Festsitzende oder freischwimmende Polypenstöcke oder Einzelpolypen ohne geschlossenes Schlundrohr mit einfacher, nicht radial gekammerter Leibeshöhle.
Die zu den Hydrozoen gehörigen Organismen scheiden nur selten erhaltungsfähige Hartgebilde aus und eignen sich daher wenig zur fossilen Überlieferung. Die zu ästigen Kolonien vereinigten Stöcke bleiben meist an Größe hinter den Anthozoen zurück, besitzen häufig auch einfacheren Bau als jene, zeichnen sich jedoch meist durch Dimorphismus oder Polymorphismus der verschiedenen Individuen aus, von denen die einen die Funktion der Ernährung, andere die der Fortpflanzung oder Bewegung übernehmen.
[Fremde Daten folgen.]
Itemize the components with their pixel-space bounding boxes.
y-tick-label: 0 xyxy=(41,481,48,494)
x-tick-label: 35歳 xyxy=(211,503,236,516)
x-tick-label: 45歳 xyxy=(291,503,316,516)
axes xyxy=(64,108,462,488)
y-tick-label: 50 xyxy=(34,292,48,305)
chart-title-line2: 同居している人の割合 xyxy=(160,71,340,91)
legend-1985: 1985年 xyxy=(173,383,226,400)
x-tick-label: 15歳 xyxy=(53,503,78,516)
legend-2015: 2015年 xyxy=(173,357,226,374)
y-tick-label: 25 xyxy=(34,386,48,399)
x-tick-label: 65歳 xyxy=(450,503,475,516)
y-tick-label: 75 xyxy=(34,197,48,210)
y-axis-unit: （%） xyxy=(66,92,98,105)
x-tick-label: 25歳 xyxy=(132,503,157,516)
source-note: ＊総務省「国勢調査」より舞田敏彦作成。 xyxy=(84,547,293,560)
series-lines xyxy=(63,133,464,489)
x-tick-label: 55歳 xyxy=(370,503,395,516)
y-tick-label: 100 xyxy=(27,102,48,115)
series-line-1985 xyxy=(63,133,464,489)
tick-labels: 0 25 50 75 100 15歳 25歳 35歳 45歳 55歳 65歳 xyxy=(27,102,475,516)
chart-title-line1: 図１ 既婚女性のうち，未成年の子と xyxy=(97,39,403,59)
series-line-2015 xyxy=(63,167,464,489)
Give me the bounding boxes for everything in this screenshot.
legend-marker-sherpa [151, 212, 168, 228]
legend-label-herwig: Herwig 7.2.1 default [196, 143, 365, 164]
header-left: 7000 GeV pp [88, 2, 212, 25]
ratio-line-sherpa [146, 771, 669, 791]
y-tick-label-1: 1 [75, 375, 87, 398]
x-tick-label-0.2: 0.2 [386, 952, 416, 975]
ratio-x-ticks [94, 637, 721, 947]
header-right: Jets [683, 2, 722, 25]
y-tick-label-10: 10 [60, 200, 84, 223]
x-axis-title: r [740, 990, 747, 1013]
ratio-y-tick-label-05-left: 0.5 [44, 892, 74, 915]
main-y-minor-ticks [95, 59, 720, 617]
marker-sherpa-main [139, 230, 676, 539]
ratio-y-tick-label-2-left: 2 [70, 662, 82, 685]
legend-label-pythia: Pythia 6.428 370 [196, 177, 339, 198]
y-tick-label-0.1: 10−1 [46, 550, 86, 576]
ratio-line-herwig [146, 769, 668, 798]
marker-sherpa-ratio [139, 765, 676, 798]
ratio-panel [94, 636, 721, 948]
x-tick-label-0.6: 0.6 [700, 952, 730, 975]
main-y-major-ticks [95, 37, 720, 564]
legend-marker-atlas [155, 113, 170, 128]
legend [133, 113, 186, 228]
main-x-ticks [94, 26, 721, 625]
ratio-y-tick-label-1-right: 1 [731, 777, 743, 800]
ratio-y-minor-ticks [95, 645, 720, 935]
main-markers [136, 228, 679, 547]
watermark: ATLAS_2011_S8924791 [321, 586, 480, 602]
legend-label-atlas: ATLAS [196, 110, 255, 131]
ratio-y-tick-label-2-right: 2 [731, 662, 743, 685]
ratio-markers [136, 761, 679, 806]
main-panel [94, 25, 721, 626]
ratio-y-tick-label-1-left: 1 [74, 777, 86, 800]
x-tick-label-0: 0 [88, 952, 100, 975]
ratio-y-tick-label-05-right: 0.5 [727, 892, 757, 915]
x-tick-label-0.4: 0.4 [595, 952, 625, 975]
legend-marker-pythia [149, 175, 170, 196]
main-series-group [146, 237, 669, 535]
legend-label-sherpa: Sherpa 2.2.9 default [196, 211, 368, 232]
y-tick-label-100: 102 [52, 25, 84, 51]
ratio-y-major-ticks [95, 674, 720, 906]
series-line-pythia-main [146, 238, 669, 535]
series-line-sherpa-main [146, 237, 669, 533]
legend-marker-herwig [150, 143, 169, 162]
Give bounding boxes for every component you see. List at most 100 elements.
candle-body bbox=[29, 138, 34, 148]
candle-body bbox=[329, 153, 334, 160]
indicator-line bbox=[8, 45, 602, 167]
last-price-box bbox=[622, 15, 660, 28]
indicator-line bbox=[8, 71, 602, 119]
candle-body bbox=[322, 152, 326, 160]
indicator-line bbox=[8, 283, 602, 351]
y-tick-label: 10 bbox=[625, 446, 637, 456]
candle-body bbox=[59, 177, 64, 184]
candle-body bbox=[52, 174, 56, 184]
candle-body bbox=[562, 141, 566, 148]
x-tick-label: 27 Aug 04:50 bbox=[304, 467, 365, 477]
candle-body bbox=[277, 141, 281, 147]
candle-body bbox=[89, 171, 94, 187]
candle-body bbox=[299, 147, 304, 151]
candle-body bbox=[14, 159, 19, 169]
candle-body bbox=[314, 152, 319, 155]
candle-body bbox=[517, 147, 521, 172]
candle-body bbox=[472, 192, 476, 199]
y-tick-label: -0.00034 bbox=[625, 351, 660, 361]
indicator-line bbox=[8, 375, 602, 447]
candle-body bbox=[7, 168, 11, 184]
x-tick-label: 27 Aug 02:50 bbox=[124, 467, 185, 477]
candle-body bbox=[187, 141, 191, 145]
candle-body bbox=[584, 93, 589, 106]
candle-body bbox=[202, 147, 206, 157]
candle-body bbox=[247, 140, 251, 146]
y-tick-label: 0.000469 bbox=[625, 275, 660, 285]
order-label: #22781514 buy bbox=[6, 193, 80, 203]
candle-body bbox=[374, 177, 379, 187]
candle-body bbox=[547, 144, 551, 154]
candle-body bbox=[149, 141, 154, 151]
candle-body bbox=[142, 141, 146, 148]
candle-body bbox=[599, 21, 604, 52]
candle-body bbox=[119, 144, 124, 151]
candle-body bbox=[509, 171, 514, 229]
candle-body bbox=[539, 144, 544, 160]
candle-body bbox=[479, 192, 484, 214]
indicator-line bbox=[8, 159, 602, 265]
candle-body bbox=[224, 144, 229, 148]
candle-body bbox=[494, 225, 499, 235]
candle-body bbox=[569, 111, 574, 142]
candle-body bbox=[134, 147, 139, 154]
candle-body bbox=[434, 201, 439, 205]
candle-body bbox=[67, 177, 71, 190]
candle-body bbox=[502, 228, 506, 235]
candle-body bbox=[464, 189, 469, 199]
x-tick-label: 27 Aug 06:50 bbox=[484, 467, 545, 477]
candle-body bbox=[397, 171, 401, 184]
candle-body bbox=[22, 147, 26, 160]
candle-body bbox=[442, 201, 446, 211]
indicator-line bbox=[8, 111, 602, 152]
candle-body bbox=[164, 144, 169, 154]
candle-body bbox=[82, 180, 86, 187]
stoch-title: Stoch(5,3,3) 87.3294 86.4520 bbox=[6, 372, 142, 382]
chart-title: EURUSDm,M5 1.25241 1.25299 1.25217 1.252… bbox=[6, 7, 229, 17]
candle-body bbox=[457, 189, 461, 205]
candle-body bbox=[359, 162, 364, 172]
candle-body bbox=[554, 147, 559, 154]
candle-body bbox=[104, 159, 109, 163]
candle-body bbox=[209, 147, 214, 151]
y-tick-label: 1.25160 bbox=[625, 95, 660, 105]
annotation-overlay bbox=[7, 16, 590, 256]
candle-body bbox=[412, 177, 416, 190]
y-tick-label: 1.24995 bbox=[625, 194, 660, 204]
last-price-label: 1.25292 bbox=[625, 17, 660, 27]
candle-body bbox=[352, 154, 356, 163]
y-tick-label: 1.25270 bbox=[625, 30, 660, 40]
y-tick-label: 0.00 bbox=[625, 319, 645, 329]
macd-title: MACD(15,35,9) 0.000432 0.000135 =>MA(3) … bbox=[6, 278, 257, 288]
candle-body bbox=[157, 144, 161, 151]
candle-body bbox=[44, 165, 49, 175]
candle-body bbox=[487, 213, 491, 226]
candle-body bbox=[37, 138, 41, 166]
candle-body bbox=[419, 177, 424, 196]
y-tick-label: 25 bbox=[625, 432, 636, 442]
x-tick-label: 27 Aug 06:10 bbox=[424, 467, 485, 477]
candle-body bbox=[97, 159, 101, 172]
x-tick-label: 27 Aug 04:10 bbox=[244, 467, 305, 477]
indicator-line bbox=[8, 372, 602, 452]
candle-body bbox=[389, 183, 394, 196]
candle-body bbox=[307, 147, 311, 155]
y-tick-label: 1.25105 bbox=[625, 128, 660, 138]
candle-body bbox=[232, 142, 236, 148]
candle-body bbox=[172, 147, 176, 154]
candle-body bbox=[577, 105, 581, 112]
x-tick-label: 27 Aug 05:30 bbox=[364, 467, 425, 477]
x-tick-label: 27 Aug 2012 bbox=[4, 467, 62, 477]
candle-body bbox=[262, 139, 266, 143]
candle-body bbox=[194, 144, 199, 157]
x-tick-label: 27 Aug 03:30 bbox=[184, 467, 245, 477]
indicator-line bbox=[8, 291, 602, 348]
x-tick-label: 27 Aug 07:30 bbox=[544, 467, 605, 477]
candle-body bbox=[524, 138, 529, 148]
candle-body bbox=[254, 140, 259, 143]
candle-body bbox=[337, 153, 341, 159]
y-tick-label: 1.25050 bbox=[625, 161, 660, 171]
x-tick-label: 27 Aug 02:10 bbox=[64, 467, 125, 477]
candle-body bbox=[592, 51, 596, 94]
Sehr bemerkenswert ist auch der vielfach vorkommende Generationswechsel, durch welchen aus festsitzenden Polypenstöcken freischwimmende Medusen hervorgehen können, die ihrerseits wieder Polypenstöcke hervorbringen.
Die Hydrozoen sind Wasser- und zwar mit wenigen Ausnahmen Meeresbewohner; sie werden meist in zwei Unterklassen: Hydromedusae und Acalephae zerlegt.
1. Unterklasse. Hydromedusae. Vogt.
Festsitzende oder freischwimmende, meist ästige Kolonien mit dimorphen Ernährungs- und Fortpflanzungspolypen; die letzteren lösen sich zuweilen als freischwimmende Medusen mit knorpeligem, ungelapptem Rand ab.
Von den 6 Ordnungen der Hydromedusen (Hydrariae, Hydrocorallinae, Tubulariae, Campanulariae, Trachymedusae und Siphonophorae) besitzen nur die Hydrocorallinae, Tubulariae und Campanulariae erhaltungsfähige Ausscheidungen aus kohlensaurem Kalk oder Chitin.
Ordnung. Hydrocorallinae. Moseley.[20]
Nackte Polypen, die an ihrer Basis ein solides Kalkgerüst mit röhrenförmigen Vertiefungen absondern, in welche sich die dimorphen Polypen zurückziehen können.
Zu den Hydrokorallinen gehören die lebenden Milleporiden und Stylasteriden, welche früher allgemein für Korallen gehalten wurden, bis L. Agassiz und Moseley ihre Zugehörigkeit zu den Hydrozoen nachwiesen.
Millepora Lin. (Fig. [204]). Massige, handförmig ausgebreitete, inkrustierende oder ästige Stöcke oft von beträchtlicher Größe. Oberfläche mit runden Öffnungen, die von zahlreichen feinen Poren umstellt sind. Das Skelett besteht aus anastomosierenden Kalkfasern, zwischen denen wurmförmige Kanäle verlaufen; die größeren Öffnungen (Gastroporen) gehören den Nährpolypen an und stehen mit durch horizontale Böden abgeteilten Röhren in Verbindung. Die kleineren Öffnungen der mundlosen Tastpolypen (Dactyloporen) kommunizieren mit den wurmförmigen Kanälen. Tertiär und lebend. Die Milleporen beteiligen sich wesentlich an der Zusammensetzung der jetzigen Korallenriffe, sind aber fossil selten.